2本目「無駄が世界を変える!……」は、株式会社無駄の代表取締役社長藤原麻里菜さんの講演です。藤原さんはYouTubeやX(元Twitter)で、「頭の中に浮かんだ不必要なものをつくり上げる『無駄づくり』」で大人気を博し、さまざまな賞も受賞されているクリエーターです。講演ではご自身の考える「無駄づくり」を通して、ものづくりの本質を語っていただきます。
──国民的ヒット商品の「ガリガリ君」と、「無駄づくり」。一見、対極に見える講演を通じて、「ものづくりの楽しさ」の本質に迫れそうですね。
茨木 藤原さんの「無駄づくり」ですが、確かに完成したものは「無駄=有用性や収益には無縁なもの」かもしれないけれど、そこに至るプロセスは全く無駄ではないのがポイントです。
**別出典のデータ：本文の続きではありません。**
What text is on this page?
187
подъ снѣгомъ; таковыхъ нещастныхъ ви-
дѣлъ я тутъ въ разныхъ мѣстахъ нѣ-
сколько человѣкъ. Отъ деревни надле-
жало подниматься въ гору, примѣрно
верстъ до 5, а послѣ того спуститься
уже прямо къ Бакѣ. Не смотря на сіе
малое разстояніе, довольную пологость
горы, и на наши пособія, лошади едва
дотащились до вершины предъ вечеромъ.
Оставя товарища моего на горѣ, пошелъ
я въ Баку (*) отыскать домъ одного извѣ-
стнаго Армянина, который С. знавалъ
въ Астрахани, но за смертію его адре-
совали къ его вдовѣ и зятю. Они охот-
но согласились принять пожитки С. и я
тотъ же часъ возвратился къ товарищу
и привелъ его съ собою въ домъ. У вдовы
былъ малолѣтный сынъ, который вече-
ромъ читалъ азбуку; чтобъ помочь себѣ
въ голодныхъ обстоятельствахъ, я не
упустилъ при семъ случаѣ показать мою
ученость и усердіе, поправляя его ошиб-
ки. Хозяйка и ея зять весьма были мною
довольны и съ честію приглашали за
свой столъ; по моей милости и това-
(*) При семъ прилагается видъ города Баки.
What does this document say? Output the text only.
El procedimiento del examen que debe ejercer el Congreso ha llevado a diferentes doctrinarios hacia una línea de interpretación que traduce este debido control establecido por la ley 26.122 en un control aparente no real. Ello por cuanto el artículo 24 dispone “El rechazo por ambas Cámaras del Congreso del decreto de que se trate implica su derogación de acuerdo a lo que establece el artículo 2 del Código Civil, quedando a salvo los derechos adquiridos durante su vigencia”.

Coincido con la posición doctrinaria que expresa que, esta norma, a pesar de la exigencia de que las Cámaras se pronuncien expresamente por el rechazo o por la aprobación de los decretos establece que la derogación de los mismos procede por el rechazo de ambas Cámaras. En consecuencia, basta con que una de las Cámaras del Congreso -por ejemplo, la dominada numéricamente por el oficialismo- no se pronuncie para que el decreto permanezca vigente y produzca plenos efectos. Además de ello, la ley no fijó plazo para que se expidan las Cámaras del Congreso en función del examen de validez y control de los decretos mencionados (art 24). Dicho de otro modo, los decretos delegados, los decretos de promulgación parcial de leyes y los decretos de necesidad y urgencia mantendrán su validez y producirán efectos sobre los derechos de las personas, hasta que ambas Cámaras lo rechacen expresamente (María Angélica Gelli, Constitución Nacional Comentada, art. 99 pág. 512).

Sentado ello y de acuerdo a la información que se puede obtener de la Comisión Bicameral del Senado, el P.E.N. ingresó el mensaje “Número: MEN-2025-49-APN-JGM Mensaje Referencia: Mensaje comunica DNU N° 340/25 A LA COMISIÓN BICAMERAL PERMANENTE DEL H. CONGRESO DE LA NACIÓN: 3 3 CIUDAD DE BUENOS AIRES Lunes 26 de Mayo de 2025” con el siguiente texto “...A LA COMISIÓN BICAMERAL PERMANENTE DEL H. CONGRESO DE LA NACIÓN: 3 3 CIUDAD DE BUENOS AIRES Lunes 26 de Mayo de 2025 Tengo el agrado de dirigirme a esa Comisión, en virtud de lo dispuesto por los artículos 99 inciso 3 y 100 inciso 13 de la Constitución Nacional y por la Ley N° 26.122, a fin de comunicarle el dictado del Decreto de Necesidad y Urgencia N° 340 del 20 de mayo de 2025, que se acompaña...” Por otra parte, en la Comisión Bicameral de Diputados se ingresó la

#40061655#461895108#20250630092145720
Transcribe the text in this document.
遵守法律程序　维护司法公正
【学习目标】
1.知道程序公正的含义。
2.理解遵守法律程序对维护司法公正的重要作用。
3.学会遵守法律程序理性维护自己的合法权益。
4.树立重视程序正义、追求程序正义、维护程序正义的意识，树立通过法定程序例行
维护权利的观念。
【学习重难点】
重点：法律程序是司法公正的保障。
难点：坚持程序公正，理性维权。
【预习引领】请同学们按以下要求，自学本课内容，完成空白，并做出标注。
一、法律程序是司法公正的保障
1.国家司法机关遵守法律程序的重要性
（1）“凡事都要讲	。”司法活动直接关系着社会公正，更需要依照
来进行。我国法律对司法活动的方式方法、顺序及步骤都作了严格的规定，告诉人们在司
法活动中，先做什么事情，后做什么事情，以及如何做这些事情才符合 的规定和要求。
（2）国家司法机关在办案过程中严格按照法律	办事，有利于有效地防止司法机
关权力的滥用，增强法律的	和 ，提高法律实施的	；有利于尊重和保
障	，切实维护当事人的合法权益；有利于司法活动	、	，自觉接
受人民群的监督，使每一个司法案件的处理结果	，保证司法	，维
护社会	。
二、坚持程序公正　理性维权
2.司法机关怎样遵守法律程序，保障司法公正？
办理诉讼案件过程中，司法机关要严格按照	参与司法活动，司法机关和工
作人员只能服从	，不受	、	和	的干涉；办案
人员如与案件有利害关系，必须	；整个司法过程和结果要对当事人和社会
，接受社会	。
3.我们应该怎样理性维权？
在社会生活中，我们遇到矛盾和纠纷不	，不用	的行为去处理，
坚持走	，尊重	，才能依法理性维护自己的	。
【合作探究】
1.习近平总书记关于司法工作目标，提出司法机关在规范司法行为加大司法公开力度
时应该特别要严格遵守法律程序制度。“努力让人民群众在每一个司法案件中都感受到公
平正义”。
「こんなものがあったら面白いんじゃないか」「これとこれを組み合わせたら、みんながびっくりするんじゃないか」というアイデアがあって、それをどうすれば形にできるかを試行錯誤していく過程は、製品開発の王道。完成品だけ切り取ってみれば「無駄」ですが、プロセス全体はむしろ私たちが日頃議論している「ものづくりの楽しさ」そのものです。
ここまでご紹介してきた基調講演やケーススタディプレゼンテーションの他にも、パネルディスカッションや、参加者同士のコミュニケーションの場も用意されています。繰り返しになりますが、大手からベンチャーまで、日本中の製造業が同じ場を共有する機会はなかなかないと思います。ぜひ一緒に楽しんで、それぞれの会社や業界に何かしら得たものを持ち帰っていただければと願っています。
──製造業の皆さんが楽しみながら学び、語り合い、次の一歩につなげられる場になるのを、大いに期待しています。本日は、ありがとうございました。